Following two casettes and a split earring (yes, you read that right) with local rippers Sadist, NYC cyberpunx L.O.T.I.O.N. finally graced us with a proper full-length a few months back. Their harsh, paranoid, industrial attack has never been so crisp, so affecting. They describe themselves as “G.I.S.M. meets Nitzer Ebb,” which is a good start in terms of sound, but there’s a lot more going on. I’d add that I hear hints of ’90s digital hardcore acts like Atari Teenage Riot and the Prodigy as well as a smattering of ’80s Australian industrial noise a la SPK or Severed Heads. This is all served up with the blinding fury and horror of classic Discharge.
The guitars rage and the electronic drums blast like futuristic weapons. As one might expect, the lyrics over this cacophony focus heavily on control, paranoia, and mechanization as the primary (death) drives of modern existence. The songs are repetitive in the best way possible: ritualistic and trance-inducing on the one hand, while aesthetically reproducing the mechanistic, pre-programmed horror of contemporary life on the other.

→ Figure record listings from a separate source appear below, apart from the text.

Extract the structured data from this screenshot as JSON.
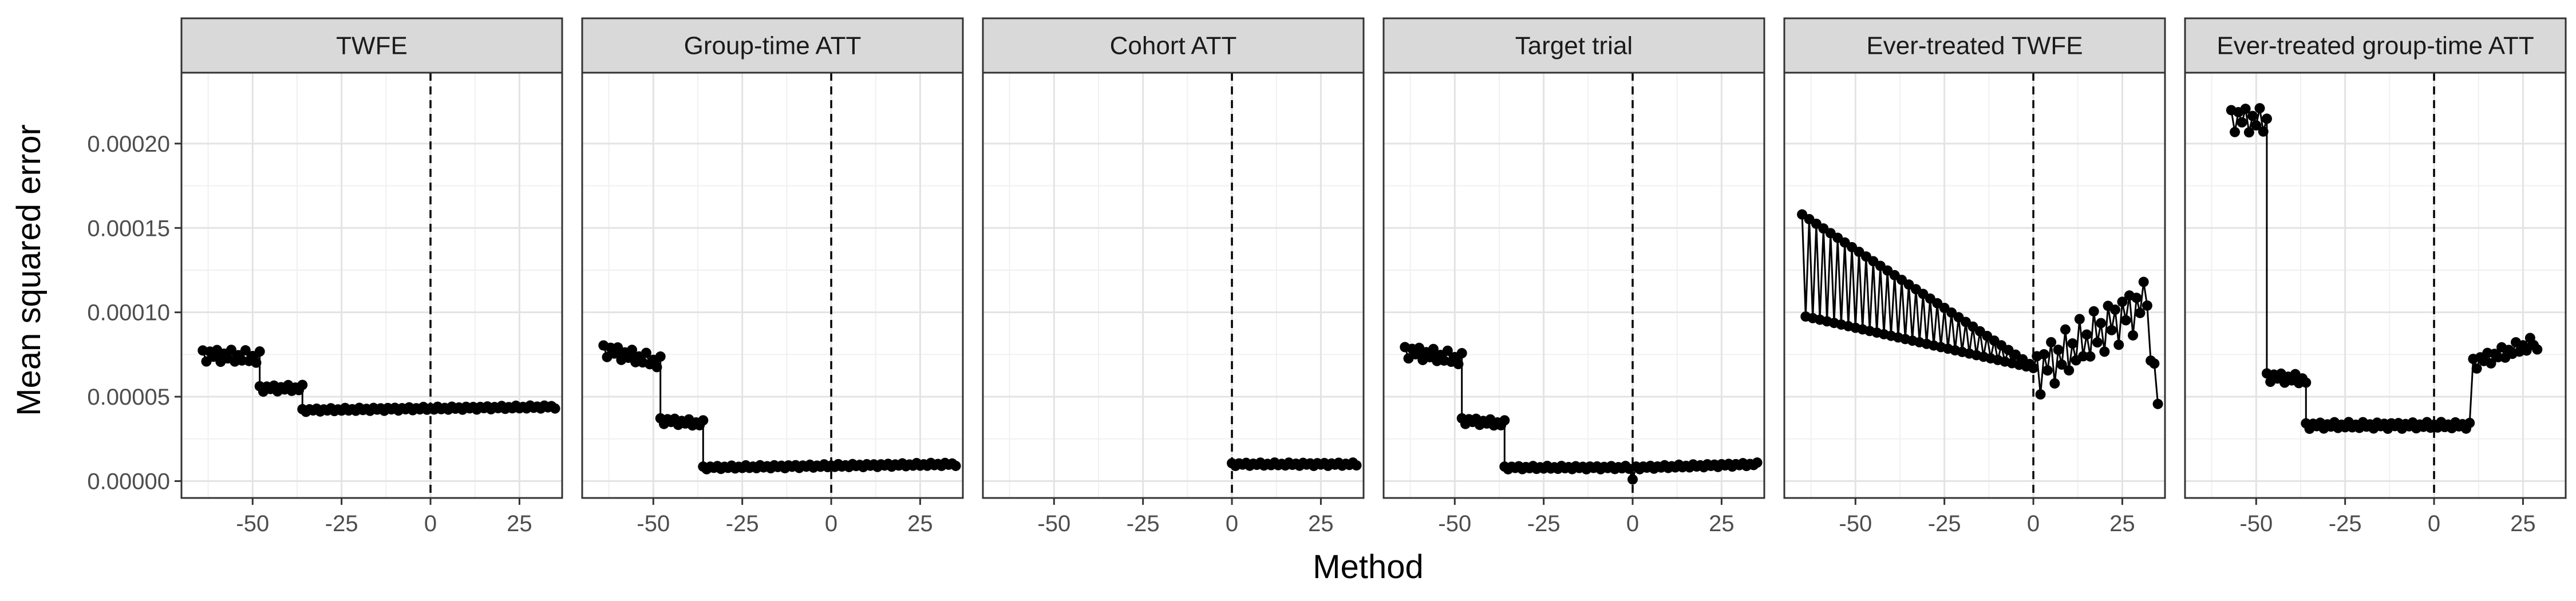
{
  "chart_data": {
    "type": "line",
    "xlabel": "Method",
    "ylabel": "Mean squared error",
    "xlim": [
      -70,
      37
    ],
    "ylim": [
      -1e-05,
      0.000242
    ],
    "x_ticks": [
      -50,
      -25,
      0,
      25
    ],
    "x_tick_labels": [
      "-50",
      "-25",
      "0",
      "25"
    ],
    "y_ticks": [
      0,
      5e-05,
      0.0001,
      0.00015,
      0.0002
    ],
    "y_tick_labels": [
      "0.00000",
      "0.00005",
      "0.00010",
      "0.00015",
      "0.00020"
    ],
    "reference_line": {
      "x": 0,
      "style": "dashed"
    },
    "grid": true,
    "marker": "point",
    "color": "#000000",
    "panels": [
      {
        "name": "TWFE",
        "segments": [
          {
            "x": [
              -64,
              -48
            ],
            "y": [
              7.5e-05,
              7.3e-05
            ],
            "zigzag": 4e-06
          },
          {
            "x": [
              -48,
              -36
            ],
            "y": [
              5.5e-05,
              5.5e-05
            ],
            "zigzag": 2e-06
          },
          {
            "x": [
              -36,
              35
            ],
            "y": [
              4.2e-05,
              4.4e-05
            ],
            "zigzag": 1e-06
          }
        ]
      },
      {
        "name": "Group-time ATT",
        "segments": [
          {
            "x": [
              -64,
              -48
            ],
            "y": [
              7.8e-05,
              7e-05
            ],
            "zigzag": 4e-06
          },
          {
            "x": [
              -48,
              -36
            ],
            "y": [
              3.6e-05,
              3.4e-05
            ],
            "zigzag": 2e-06
          },
          {
            "x": [
              -36,
              35
            ],
            "y": [
              8e-06,
              1e-05
            ],
            "zigzag": 1e-06
          }
        ]
      },
      {
        "name": "Cohort ATT",
        "segments": [
          {
            "x": [
              0,
              35
            ],
            "y": [
              1e-05,
              1e-05
            ],
            "zigzag": 1e-06
          }
        ]
      },
      {
        "name": "Target trial",
        "segments": [
          {
            "x": [
              -64,
              -48
            ],
            "y": [
              7.7e-05,
              7.2e-05
            ],
            "zigzag": 4e-06
          },
          {
            "x": [
              -48,
              -36
            ],
            "y": [
              3.6e-05,
              3.4e-05
            ],
            "zigzag": 2e-06
          },
          {
            "x": [
              -36,
              -1
            ],
            "y": [
              8e-06,
              8e-06
            ],
            "zigzag": 1e-06
          },
          {
            "x": [
              0,
              0
            ],
            "y": [
              1e-06,
              1e-06
            ],
            "zigzag": 0
          },
          {
            "x": [
              1,
              35
            ],
            "y": [
              8e-06,
              1e-05
            ],
            "zigzag": 1e-06
          }
        ]
      },
      {
        "name": "Ever-treated TWFE",
        "segments": [
          {
            "x": [
              -65,
              0
            ],
            "y": [
              0.000158,
              6.8e-05
            ],
            "zigzag": 4e-06,
            "low": [
              9.8e-05,
              6.7e-05
            ]
          },
          {
            "x": [
              1,
              31
            ],
            "y": [
              6.5e-05,
              0.000105
            ],
            "zigzag": 1.5e-05
          },
          {
            "x": [
              32,
              35
            ],
            "y": [
              9.8e-05,
              4.8e-05
            ],
            "zigzag": 1e-05
          }
        ]
      },
      {
        "name": "Ever-treated group-time ATT",
        "segments": [
          {
            "x": [
              -57,
              -47
            ],
            "y": [
              0.000215,
              0.000213
            ],
            "zigzag": 8e-06
          },
          {
            "x": [
              -47,
              -36
            ],
            "y": [
              6.2e-05,
              6e-05
            ],
            "zigzag": 3e-06
          },
          {
            "x": [
              -36,
              10
            ],
            "y": [
              3.3e-05,
              3.3e-05
            ],
            "zigzag": 2e-06
          },
          {
            "x": [
              11,
              27
            ],
            "y": [
              7e-05,
              8.1e-05
            ],
            "zigzag": 4e-06
          },
          {
            "x": [
              28,
              29
            ],
            "y": [
              8e-05,
              7.9e-05
            ],
            "zigzag": 1e-06
          }
        ]
      }
    ]
  }
}
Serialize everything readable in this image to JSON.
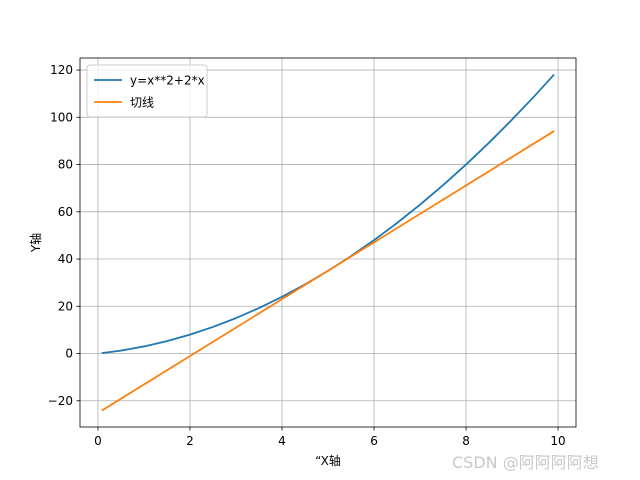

So is there room for hope in L.O.T.I.O.N.’s dystopian view of 21st century New York City? Maybe. On “Vid The Pigs,” the band offers what could potentially be considered a suggested course of action moving forward: “Technology is a weapon. Use it or be abused by it.”
Digital Control And Man’s Obsolescence is available now via Toxic State and La Vida Es En Mus.